Posted April 14, 2012
I had a nice idea a few days ago. A simple module that creates the rules part
of a Marpa grammar, but without code generation and lexers. Just the bit that
Marpa::XS::Grammar uses.
So I wrote it in a few minutes. It's not really complicated and provides an
example how to write a short parser.
Lets start with a short example of what you would write.
use Marpa::XS;
use MarpaX::Simple::Rules 'parse_rules';
my $rules = parse_rules(<<"RULES");
RULES
my $grammar = Marpa::XS::Grammar->new({
rules => $rules,
...
});
At the ... you should add more arguments to Marpa::XS depending on how you
want to use it. Now let's write a simple example of some rules.

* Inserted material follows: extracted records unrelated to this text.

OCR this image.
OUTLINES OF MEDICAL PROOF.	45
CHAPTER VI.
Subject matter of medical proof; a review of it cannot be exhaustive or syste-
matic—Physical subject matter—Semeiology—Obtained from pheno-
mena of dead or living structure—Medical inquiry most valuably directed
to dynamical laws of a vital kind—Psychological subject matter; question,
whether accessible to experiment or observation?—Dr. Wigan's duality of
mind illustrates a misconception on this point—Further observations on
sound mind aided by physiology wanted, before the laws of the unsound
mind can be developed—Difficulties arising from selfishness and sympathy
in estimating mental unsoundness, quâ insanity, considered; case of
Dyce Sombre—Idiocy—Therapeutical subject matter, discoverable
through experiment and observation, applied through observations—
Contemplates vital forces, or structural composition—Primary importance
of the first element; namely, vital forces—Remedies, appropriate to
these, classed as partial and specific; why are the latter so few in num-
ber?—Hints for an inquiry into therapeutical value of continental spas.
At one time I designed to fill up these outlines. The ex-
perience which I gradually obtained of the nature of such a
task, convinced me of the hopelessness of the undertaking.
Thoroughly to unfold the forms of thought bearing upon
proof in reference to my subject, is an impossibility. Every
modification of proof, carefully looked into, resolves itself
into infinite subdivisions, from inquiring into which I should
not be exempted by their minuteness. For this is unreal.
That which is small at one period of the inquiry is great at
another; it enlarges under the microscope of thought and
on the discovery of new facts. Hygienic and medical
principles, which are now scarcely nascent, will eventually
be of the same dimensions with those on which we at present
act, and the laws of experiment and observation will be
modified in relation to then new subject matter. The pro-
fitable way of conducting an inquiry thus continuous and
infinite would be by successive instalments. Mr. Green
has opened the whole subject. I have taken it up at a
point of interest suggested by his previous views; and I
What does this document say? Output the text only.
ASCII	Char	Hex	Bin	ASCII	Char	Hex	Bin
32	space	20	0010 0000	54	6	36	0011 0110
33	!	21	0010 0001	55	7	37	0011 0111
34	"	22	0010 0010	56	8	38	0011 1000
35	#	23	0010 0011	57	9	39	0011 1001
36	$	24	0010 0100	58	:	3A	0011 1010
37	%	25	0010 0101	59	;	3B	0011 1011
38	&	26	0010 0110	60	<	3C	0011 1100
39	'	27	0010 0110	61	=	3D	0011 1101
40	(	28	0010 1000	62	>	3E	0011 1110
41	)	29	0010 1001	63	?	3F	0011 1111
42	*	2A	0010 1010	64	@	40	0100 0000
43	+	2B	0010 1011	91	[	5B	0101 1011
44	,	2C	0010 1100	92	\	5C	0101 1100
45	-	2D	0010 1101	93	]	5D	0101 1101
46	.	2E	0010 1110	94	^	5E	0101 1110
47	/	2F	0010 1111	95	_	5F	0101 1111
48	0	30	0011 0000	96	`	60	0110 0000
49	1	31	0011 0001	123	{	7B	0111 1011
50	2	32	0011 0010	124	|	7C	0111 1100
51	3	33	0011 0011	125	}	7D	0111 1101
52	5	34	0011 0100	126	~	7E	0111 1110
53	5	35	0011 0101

my $rules = parse_rules(<<"RULES");
expr ::= term
term ::= term plus term
term ::= factor
factor ::= factor mul factor
factor ::= number
RULES
These rules don't yet contain actions, so Marpa will call the default_action
or a function named like that left hand side name. For information you should
take a look at the Marpa::XS documentation.
Now let's some specific action to all the rules. We do this by adding => action_name
to the end of each of the rules.
my $rules = parse_rules(<<"RULES");
expr ::= term => arg_0
term ::= term plus term => plus
term ::= factor => arg_0
factor ::= factor mul factor => mul
factor ::= number => arg_0
RULES
No functions are provided for you. The names like arg_0 are just generic
functions that you should write yourself. If you create a package that uses
this module you could use the actions argument for the grammar.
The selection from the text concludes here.